It was three days before Howard had a chance. On a Sunday afternoon the Assistant City Editor who was in charge of the City Desk for the day sent him up to the Park to write a descriptive story of the crowds. “Try to get a new point of view,” he said, “and let yourself loose. There’s usually plenty of room in Monday’s paper.”
Howard wandered through the Central Park for two hours, struggling for the “new point of view” of the crowds he saw there—these monotonous millions, he thought, lazily drinking at a vast trough of country air in the heart of the city. He planned an article carefully as he dined alone at the Casino. He went down to the office early and wrote diligently—about two thousand words. When he had finished, the Night City Editor told him that he might go as there would be nothing more that night.
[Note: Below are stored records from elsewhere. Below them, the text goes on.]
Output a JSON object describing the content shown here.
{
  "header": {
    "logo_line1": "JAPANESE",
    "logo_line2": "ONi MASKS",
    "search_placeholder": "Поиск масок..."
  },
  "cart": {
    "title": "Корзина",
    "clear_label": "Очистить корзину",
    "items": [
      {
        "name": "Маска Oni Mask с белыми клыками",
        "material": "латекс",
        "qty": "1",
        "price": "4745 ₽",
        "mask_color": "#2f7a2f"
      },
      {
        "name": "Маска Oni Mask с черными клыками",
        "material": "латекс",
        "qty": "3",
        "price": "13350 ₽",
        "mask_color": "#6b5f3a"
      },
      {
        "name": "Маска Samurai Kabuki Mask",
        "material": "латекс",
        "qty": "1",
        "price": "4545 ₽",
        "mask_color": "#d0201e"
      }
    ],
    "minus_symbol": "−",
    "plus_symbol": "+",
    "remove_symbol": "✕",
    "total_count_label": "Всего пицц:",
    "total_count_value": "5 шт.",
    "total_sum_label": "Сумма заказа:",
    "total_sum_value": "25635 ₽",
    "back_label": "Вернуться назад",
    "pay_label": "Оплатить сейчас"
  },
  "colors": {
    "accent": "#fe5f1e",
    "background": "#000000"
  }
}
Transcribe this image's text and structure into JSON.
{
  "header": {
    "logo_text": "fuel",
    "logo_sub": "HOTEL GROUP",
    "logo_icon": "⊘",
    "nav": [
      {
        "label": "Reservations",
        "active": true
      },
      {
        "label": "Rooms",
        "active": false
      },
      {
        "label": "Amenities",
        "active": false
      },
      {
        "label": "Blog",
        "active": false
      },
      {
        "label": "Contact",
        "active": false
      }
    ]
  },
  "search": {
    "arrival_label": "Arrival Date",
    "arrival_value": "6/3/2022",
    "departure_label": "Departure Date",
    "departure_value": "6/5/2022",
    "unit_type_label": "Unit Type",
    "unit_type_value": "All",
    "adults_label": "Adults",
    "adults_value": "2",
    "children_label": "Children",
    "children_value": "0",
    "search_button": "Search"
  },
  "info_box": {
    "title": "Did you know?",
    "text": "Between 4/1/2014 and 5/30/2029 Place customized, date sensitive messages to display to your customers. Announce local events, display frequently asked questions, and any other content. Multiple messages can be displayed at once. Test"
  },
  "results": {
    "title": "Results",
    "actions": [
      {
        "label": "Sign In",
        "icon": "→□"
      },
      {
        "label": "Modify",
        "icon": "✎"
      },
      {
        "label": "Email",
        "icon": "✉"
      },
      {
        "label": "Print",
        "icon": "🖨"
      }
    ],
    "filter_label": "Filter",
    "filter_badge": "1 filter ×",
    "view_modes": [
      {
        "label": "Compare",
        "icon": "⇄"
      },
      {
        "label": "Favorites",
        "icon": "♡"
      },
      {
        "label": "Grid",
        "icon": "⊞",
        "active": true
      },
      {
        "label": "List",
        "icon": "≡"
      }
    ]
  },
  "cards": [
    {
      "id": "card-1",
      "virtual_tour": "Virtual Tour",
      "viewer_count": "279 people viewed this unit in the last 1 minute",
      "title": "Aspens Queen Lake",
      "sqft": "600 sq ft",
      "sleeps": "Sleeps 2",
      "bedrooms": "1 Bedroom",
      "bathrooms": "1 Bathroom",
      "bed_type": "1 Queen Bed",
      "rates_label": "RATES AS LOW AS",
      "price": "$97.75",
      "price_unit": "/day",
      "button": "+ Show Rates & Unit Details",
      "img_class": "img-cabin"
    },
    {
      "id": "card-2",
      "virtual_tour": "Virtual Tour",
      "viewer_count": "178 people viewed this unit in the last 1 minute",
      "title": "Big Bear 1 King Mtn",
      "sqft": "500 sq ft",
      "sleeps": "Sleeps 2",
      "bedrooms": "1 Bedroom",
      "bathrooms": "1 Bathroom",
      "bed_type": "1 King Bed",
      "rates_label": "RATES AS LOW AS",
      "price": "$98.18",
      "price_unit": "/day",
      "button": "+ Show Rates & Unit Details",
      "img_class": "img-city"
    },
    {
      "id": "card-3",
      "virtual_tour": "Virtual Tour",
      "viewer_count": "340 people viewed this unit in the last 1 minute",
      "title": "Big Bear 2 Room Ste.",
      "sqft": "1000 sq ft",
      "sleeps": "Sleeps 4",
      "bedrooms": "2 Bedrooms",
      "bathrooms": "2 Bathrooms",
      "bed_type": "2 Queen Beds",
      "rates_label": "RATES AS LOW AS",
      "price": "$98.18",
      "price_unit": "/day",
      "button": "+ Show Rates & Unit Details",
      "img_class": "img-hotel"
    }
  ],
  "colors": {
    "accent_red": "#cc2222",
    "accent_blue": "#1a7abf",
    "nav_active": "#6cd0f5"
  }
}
He was in the street at seven the next morning. As he walked along with a News-Record, bought at the first news-stand, he searched every page: first, the larger “heads”—such a long story would call for a “big head;” then the smaller “heads”—they may have been crowded and have had to cut it down; then the single-line “heads”—surely they found a “stickful” or so worth printing.
At last he found it. A dozen items in the smallest type, agate, were grouped under the general heading “City Jottings” at the end of an inside column of an inside page. The first of these City Jottings was two lines in length:
“The millions were in the Central Park yesterday, lazily drinking at that vast trough of country air in the heart of the city.”
As he entered the office Howard looked appealingly and apologetically at the boy on guard at the railing and braced himself to receive the sneering frown of the City Editor and to bear the covert smiles of his fellow reporters. But he soon saw that no one had observed his mighty spring for a foothold and his ludicrous miss and fall.
“Had anything in yet?” Kittredge inquired casually, late in the afternoon.
“I wrote a column and a half yesterday and I found two lines among the City Jottings,” replied Howard, reddening but laughing.
“The first story I wrote was cut to three lines but they got a libel suit on it.”